Justice not possible without amendment

Kathmandu, June 26

The Chairperson of the Truth and Reconciliation Commission Surya Kiran Gurung today said that the government must amend the TRC Act soon or else its work might be adversely affected.

The TRC has already started investigation from its provincial offices.

Gurung said the TRC Act needed to be amended to clearly state that there would be no amnesty for four offences — rape, murder, enforced disappearance and crime against humanity.

“If our TRC Act is not in conformity with the international law, the victims and international rights body might question our work,” he added.

Gurung said the government needed to clearly define, serious offence, offence of serious nature and serious violation of human rights as there was no clear definition of these terms under the existing TRC Act.

Gurung said the TRC Act categorised nine crimes — murder, abduction and taking of hostage, enforced disappearance, causing mutilation or disability, physical or mental torture, rape and sexual violence, looting, possession, damage or arson of private or public property, forceful eviction from house and land or any other kind of displacement.

Gurung said the current act did not give the commission the power to recommend reconciliation even in cases of forceful eviction, threat and possession.

Gurung said the OHCHR had already said in 2012 that it had taken notice of some of the serious human rights

violations and if the TRC did not address them and other cases of serious human rights violations, then the UN body could raise question over the TRC’s work.

He further said the torture bill registered by the government in the Parliament only proposed to criminalise torture committed by the state but not by individuals. “During conflict, torture was inflicted by both the state and the

rebels. If this bill is passed without criminalising torture committed by individuals, then the bill cannot address conflict era rights violation cases,” he added.

Gurung said amendments to homicide and rape law were necessary. Under the existing laws, a rape victim must file an FIR within six months, and therefore, rape victims cannot get justice under the existing laws, he argued.

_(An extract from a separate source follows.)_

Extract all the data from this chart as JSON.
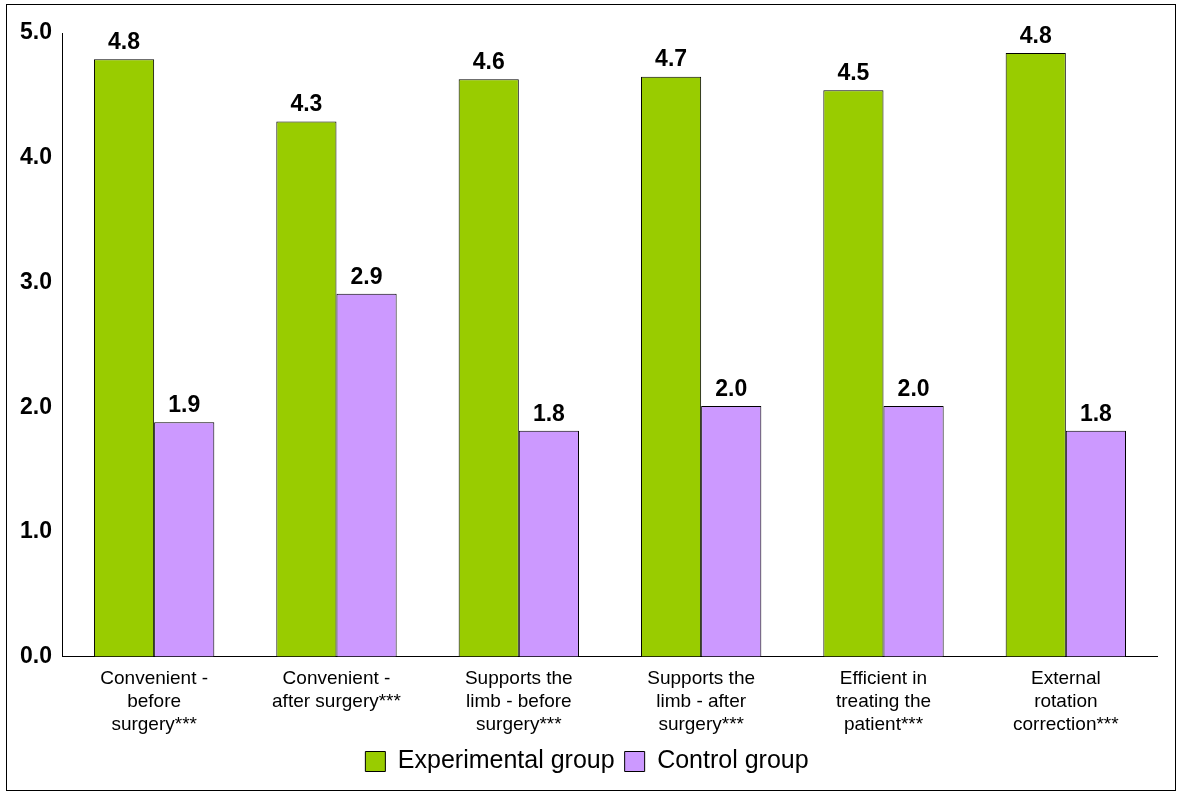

Gurung also said that under the existing laws, in the case of murder, FIR must be filed within 20 years. “But we are investigating cases of   murder that were committed more than 20 years ago,” he added.

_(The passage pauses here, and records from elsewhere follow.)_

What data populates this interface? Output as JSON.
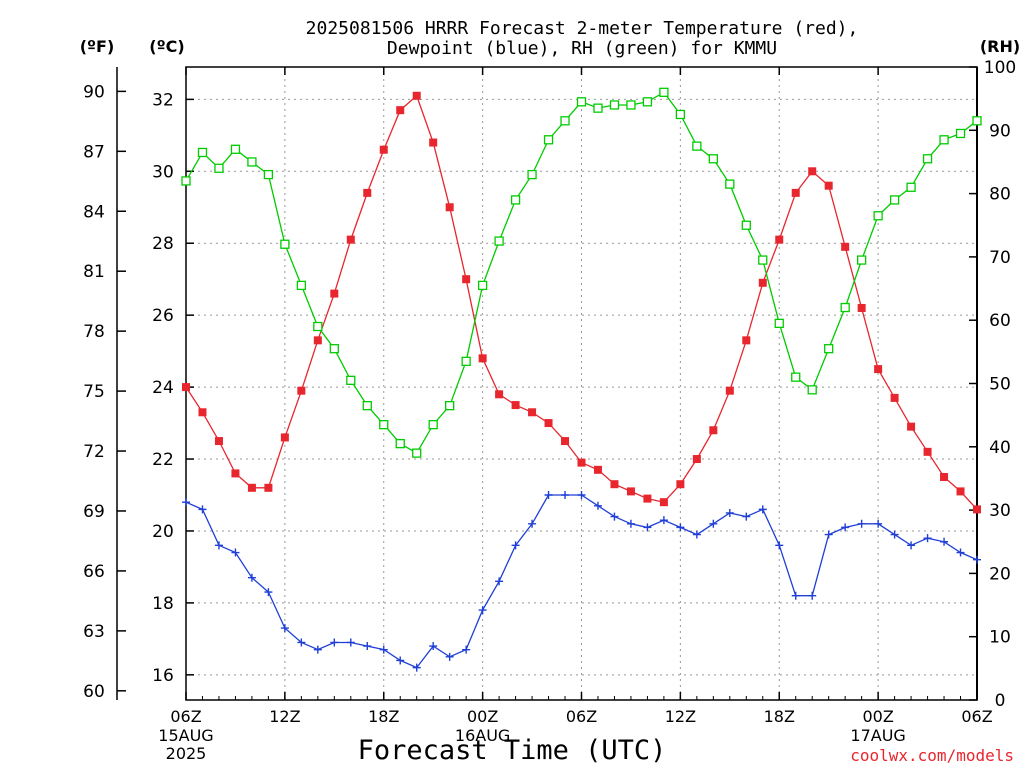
{
  "chart_data": {
    "type": "line",
    "title_line1": "2025081506 HRRR Forecast 2-meter Temperature (red),",
    "title_line2": "Dewpoint (blue), RH (green) for KMMU",
    "xlabel": "Forecast Time (UTC)",
    "credit": "coolwx.com/models",
    "left_outer_unit": "(ºF)",
    "left_inner_unit": "(ºC)",
    "right_unit": "(RH)",
    "ylim_c": [
      15.3,
      32.9
    ],
    "ylim_rh": [
      0,
      100
    ],
    "x_hour_range": [
      0,
      48
    ],
    "x_ticks": [
      {
        "hour": 0,
        "line1": "06Z",
        "line2": "15AUG",
        "line3": "2025"
      },
      {
        "hour": 6,
        "line1": "12Z"
      },
      {
        "hour": 12,
        "line1": "18Z"
      },
      {
        "hour": 18,
        "line1": "00Z",
        "line2": "16AUG"
      },
      {
        "hour": 24,
        "line1": "06Z"
      },
      {
        "hour": 30,
        "line1": "12Z"
      },
      {
        "hour": 36,
        "line1": "18Z"
      },
      {
        "hour": 42,
        "line1": "00Z",
        "line2": "17AUG"
      },
      {
        "hour": 48,
        "line1": "06Z"
      }
    ],
    "celsius_ticks": [
      16,
      18,
      20,
      22,
      24,
      26,
      28,
      30,
      32
    ],
    "fahrenheit_ticks": [
      60,
      63,
      66,
      69,
      72,
      75,
      78,
      81,
      84,
      87,
      90
    ],
    "rh_ticks": [
      0,
      10,
      20,
      30,
      40,
      50,
      60,
      70,
      80,
      90,
      100
    ],
    "colors": {
      "temperature": "#e8262e",
      "dewpoint": "#1f3fd6",
      "rh": "#00cc00"
    },
    "series": [
      {
        "name": "Temperature",
        "marker": "filled-square",
        "values": [
          24.0,
          23.3,
          22.5,
          21.6,
          21.2,
          21.2,
          22.6,
          23.9,
          25.3,
          26.6,
          28.1,
          29.4,
          30.6,
          31.7,
          32.1,
          30.8,
          29.0,
          27.0,
          24.8,
          23.8,
          23.5,
          23.3,
          23.0,
          22.5,
          21.9,
          21.7,
          21.3,
          21.1,
          20.9,
          20.8,
          21.3,
          22.0,
          22.8,
          23.9,
          25.3,
          26.9,
          28.1,
          29.4,
          30.0,
          29.6,
          27.9,
          26.2,
          24.5,
          23.7,
          22.9,
          22.2,
          21.5,
          21.1,
          20.6
        ]
      },
      {
        "name": "Dewpoint",
        "marker": "plus",
        "values": [
          20.8,
          20.6,
          19.6,
          19.4,
          18.7,
          18.3,
          17.3,
          16.9,
          16.7,
          16.9,
          16.9,
          16.8,
          16.7,
          16.4,
          16.2,
          16.8,
          16.5,
          16.7,
          17.8,
          18.6,
          19.6,
          20.2,
          21.0,
          21.0,
          21.0,
          20.7,
          20.4,
          20.2,
          20.1,
          20.3,
          20.1,
          19.9,
          20.2,
          20.5,
          20.4,
          20.6,
          19.6,
          18.2,
          18.2,
          19.9,
          20.1,
          20.2,
          20.2,
          19.9,
          19.6,
          19.8,
          19.7,
          19.4,
          19.2
        ]
      },
      {
        "name": "RH",
        "marker": "open-square",
        "values": [
          82.0,
          86.5,
          84.0,
          87.0,
          85.0,
          83.0,
          72.0,
          65.5,
          59.0,
          55.5,
          50.5,
          46.5,
          43.5,
          40.5,
          39.0,
          43.5,
          46.5,
          53.5,
          65.5,
          72.5,
          79.0,
          83.0,
          88.5,
          91.5,
          94.5,
          93.5,
          94.0,
          94.0,
          94.5,
          96.0,
          92.5,
          87.5,
          85.5,
          81.5,
          75.0,
          69.5,
          59.5,
          51.0,
          49.0,
          55.5,
          62.0,
          69.5,
          76.5,
          79.0,
          81.0,
          85.5,
          88.5,
          89.5,
          91.5
        ]
      }
    ]
  }
}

Attorney General Raman Kumar Shrestha said he had prepared a draft bill to amend the TRC Act after consulting all the stakeholders and the government would soon register it in the Parliament. Shrestha said the draft bill proposed to remove the statute of limitation for serious crimes and there would be no amnesty for serious offences. He also said that the draft bill provisioned to criminalise torture and enforced disappearance.

Shrestha also said that the draft bill also stated that if a person was made to disappear for a short time — for a few hours or for a day or two, then that would fall under the TRC’s jurisdiction and not that of the Commission of Investigation on the Enforced Disappeared Persons. “The Pushpa Kamal Dahal-led government could not register the bill in the Parliament but the new government will do it soon,” he said.